Le 8 février, la colonne quitte Zinder pour s’en aller dégager Agadès dont on ne sait, faute de liaison télégraphique entre le poste d’Agadès et Zinder, si la garnison tient toujours. Cette colonne est imposante. Elle comporte 1800 chameaux, 80 chevaux, 750 tirailleurs, 72 Européens, 400 supplétifs. Le tout est articulé en trois compagnies, trois sections de mitrailleuses, deux sections d’artillerie ; une section méhariste éclaire la marche…
Le 3 mars, après divers accrochages et combats, la colonne atteint Agadès. Kaossen, ses hommes et les Touareg qui les avaient rejoints, évacuent la ville, et se replient dans le nord de l’Aïr, où ils sont poursuivis des mois durant… Kaossen, passé en Tripolitaine, est exécuté par ses maîtres sénoussistes, sans doute pour avoir cessé de plaire. Tégama, est capturé par des tirailleurs, après une longue poursuite, le 7 mai 1919. Il est emprisonné à Agadès où il doit être jugé pour avoir ordonné divers meurtres et tortures de méharistes et tirailleurs. Pour éviter d’avoir à le faire, le commandant de cercle, un capitaine français, Vitali, dont on n’admet pas à Dakar qu’il ait le droit de se récuser, le fait assassiner le 30 avril 1920 dans sa cellule et camoufle le meurtre en un suicide, bientôt découvert par les enquêteurs. Le capitaine passera en Conseil de guerre…

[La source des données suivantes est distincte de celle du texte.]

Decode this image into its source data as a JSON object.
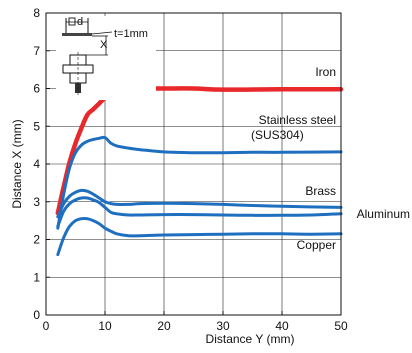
{
  "chart_data": {
    "type": "line",
    "xlabel": "Distance Y (mm)",
    "ylabel": "Distance X (mm)",
    "xlim": [
      0,
      50
    ],
    "ylim": [
      0,
      8
    ],
    "x_ticks": [
      0,
      10,
      20,
      30,
      40,
      50
    ],
    "y_ticks": [
      0,
      1,
      2,
      3,
      4,
      5,
      6,
      7,
      8
    ],
    "grid": true,
    "inset_labels": {
      "d": "d",
      "x": "X",
      "t": "t=1mm"
    },
    "series": [
      {
        "name": "Iron",
        "label_lines": [
          "Iron"
        ],
        "color": "#e8282b",
        "x": [
          2,
          3,
          4,
          5,
          6,
          7,
          8,
          9,
          10,
          12,
          14,
          16,
          20,
          25,
          30,
          40,
          50
        ],
        "y": [
          2.7,
          3.4,
          4.05,
          4.55,
          4.95,
          5.3,
          5.45,
          5.6,
          5.75,
          5.9,
          6.0,
          6.0,
          6.0,
          6.0,
          5.97,
          5.98,
          5.98
        ]
      },
      {
        "name": "Stainless steel (SUS304)",
        "label_lines": [
          "Stainless steel",
          "(SUS304)"
        ],
        "color": "#1f6fc0",
        "x": [
          2,
          3,
          4,
          5,
          6,
          7,
          8,
          9,
          10,
          11,
          12,
          14,
          16,
          20,
          25,
          30,
          35,
          40,
          50
        ],
        "y": [
          2.3,
          3.2,
          3.9,
          4.3,
          4.5,
          4.6,
          4.65,
          4.68,
          4.7,
          4.55,
          4.48,
          4.42,
          4.38,
          4.32,
          4.3,
          4.3,
          4.31,
          4.31,
          4.32
        ]
      },
      {
        "name": "Brass",
        "label_lines": [
          "Brass"
        ],
        "color": "#1f6fc0",
        "x": [
          2,
          3,
          4,
          5,
          6,
          7,
          8,
          9,
          10,
          11,
          12,
          14,
          16,
          20,
          25,
          30,
          35,
          40,
          50
        ],
        "y": [
          2.6,
          2.95,
          3.15,
          3.25,
          3.3,
          3.28,
          3.2,
          3.1,
          3.0,
          2.95,
          2.93,
          2.93,
          2.95,
          2.96,
          2.95,
          2.93,
          2.9,
          2.88,
          2.85
        ]
      },
      {
        "name": "Aluminum",
        "label_lines": [
          "Aluminum"
        ],
        "color": "#1f6fc0",
        "x": [
          2,
          3,
          4,
          5,
          6,
          7,
          8,
          9,
          10,
          11,
          12,
          14,
          16,
          20,
          25,
          30,
          35,
          40,
          45,
          50
        ],
        "y": [
          2.35,
          2.75,
          2.95,
          3.05,
          3.1,
          3.1,
          3.05,
          2.98,
          2.85,
          2.72,
          2.68,
          2.65,
          2.65,
          2.66,
          2.66,
          2.65,
          2.64,
          2.64,
          2.65,
          2.68
        ]
      },
      {
        "name": "Copper",
        "label_lines": [
          "Copper"
        ],
        "color": "#1f6fc0",
        "x": [
          2,
          3,
          4,
          5,
          6,
          7,
          8,
          9,
          10,
          11,
          12,
          14,
          16,
          20,
          25,
          30,
          35,
          40,
          45,
          50
        ],
        "y": [
          1.6,
          2.05,
          2.35,
          2.5,
          2.55,
          2.55,
          2.5,
          2.42,
          2.3,
          2.22,
          2.15,
          2.1,
          2.1,
          2.12,
          2.13,
          2.14,
          2.15,
          2.15,
          2.14,
          2.15
        ]
      }
    ]
  }
}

D’après J.-L. D., « La révolte de l’Aïr», Centre d’Etudes sur l’Histoire du Sahara, Paris, 1987, 258 p.

(1) Grande tribu touareg et la première à s’être révoltée.
(2) Nord du «Soudan français», appellation d’avant l’indépendance, le futur Mali.
(3) Populations du Tibesti, dans le nord du Tchad.
(4) Région nord de Zinder, entre Zinder et Agadès.
(5) Fait partie de ce que l’administration française  appelle le « Territoire des Oasis » et qui fera partie intégrante du Mali.
(6) Agadès, 5000 habitants en 1916, est le chef lieu de l’Aïr. Ce massif montagneux, fief des Touareg. du Niger, relativement bien arrosé, est situé au nord de ce que la France  appelle alors «le Territoire Militaire du Niger», (TMN), administré depuis 1905 par des officiers.
(7) Aujourd’hui « le Grand hôtel de l’Aïr».
(8) On appelle « revenants », les Touareg partis faire le coup de feu aux côtés de Kadhafi et revenus au pays, une fois destitué le leader libyen!
(9) «Nous livrâmes du matériel jusqu’aux Senoussis de la côte d’Afrique du Nord. Nous avions pour cela recours à nos sous-marins qui leur apportaient surtout des fusils et des munitions. Si ces envois étaient de peu d’importance, ils avaient cependant une forte influence sur l’esprit guerrier des tribus mahométanes», in «Ma vie», Mal Hindenburg, Plon, 1921, p.118.
(10) Ils sont 1,4 million au Niger.
(11) Organisation internationale africaine, la Communauté économique des Etats d’Afrique de l’Ouest, a son siège à Abidjan ; elle est actuellement présidée par le chef d’Etat ivoirien, Alassane Ouattara pour deux ans depuis février 2012. La CEDEAO comprend  15 Etats, Bénin, Burkina, Cap Vert, Côte d’Ivoire, Gambie, Ghana, Guinée, Guinée-Bissau, Liberia, Mali, Niger, Nigeria, Sénégal, Sierra Leone, Togo.
(12) Ces 600 hommes au total arriveront à Kano (nord du Nigeria) entre les 23 et 26 janvier 1917, en partie grâce à l’aide efficace du gouverneur britannique à Lagos.